There are several limitations of the study. Due to its retrospective nature, the follow up time for return to clinic ranged widely. Given the wide range of follow up times, some patients may have had their follow-up clinic visit after the effect of their injection had worn off, leading to their reported % improvement to be falsely lower than if recorded earlier, or what could have been seen when the steroid effect was present. This study also focused on patients’ first SIJ injection and so long-term outcomes for patients who receive multiple SIJ injections were not addressed. The responder rate was 40%, which is consistent with other retrospective studies that have reported the % of people who improve after a single injection. Hawkins and Schofferman [3] noted that in a cohort of 155 patients, there were 120 positive responders to SIJ injection (77%), and of those positive responders, one-third of patients improved after one injection, whereas two-thirds required multiple injections. Additionally, due to the retrospective nature of this study, it is likely that many of the patients who were lost to follow-up, and therefore excluded, were actually those who benefitted greatly from the injections, as patients for whom the injections gave complete pain relief are less likely to return to clinic for follow-up. In contrast, patients whose injection did not work or worked ephemerally are more likely to return to clinic for re-evaluation and to discuss additional treatment options. Additionally, our study focused on 10 specific variables for investigation as patient-specific predictors.

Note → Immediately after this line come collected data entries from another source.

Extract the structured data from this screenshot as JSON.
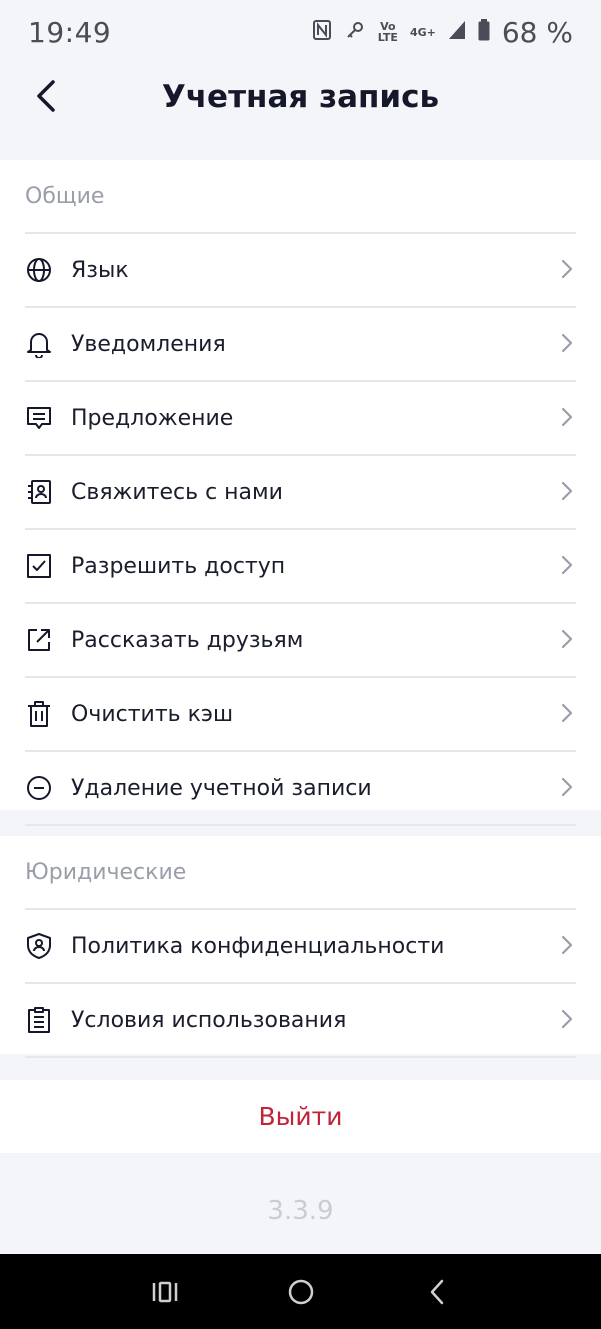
{
  "status_bar": {
    "time": "19:49",
    "volte_label_top": "Vo",
    "volte_label_bottom": "LTE",
    "network": "4G+",
    "battery": "68 %"
  },
  "header": {
    "title": "Учетная запись"
  },
  "sections": {
    "general": {
      "title": "Общие",
      "items": [
        {
          "label": "Язык",
          "icon": "globe-icon"
        },
        {
          "label": "Уведомления",
          "icon": "bell-icon"
        },
        {
          "label": "Предложение",
          "icon": "message-icon"
        },
        {
          "label": "Свяжитесь с нами",
          "icon": "contact-icon"
        },
        {
          "label": "Разрешить доступ",
          "icon": "checkbox-icon"
        },
        {
          "label": "Рассказать друзьям",
          "icon": "share-icon"
        },
        {
          "label": "Очистить кэш",
          "icon": "trash-icon"
        },
        {
          "label": "Удаление учетной записи",
          "icon": "minus-circle-icon"
        }
      ]
    },
    "legal": {
      "title": "Юридические",
      "items": [
        {
          "label": "Политика конфиденциальности",
          "icon": "shield-user-icon"
        },
        {
          "label": "Условия использования",
          "icon": "clipboard-icon"
        }
      ]
    }
  },
  "logout_label": "Выйти",
  "version": "3.3.9",
  "colors": {
    "background": "#f4f5f9",
    "card": "#ffffff",
    "text": "#15182a",
    "muted": "#9a9ea9",
    "logout": "#c0233a",
    "divider": "#e6e7ec"
  }
}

While the predictors were selected based on their known association with low back pain, which can be in part due to SIJ pain, there are many other possible predictors that have been suggested to affect low back pain, such as alcohol intake [24], and these variables may also affect response to SIJ injection. Further studies investigating these predictors in a larger cohort are warranted.

5. Conclusions

A retrospective chart review at an academic multi-specialty pain center revealed that a history of anxiety and depression and increased age significantly decreased responsiveness to initial SIJ injection. Additionally, the associated NPRS score change for patients who were classified as responders in our study was less than the minimally clinically significant value of a 2-point differential, suggesting patient perception of success after SIJ injection may not be accurately represented through changes in pain scores. A prospective study evaluating these patient-specific predictors with follow-up at set time periods is warranted.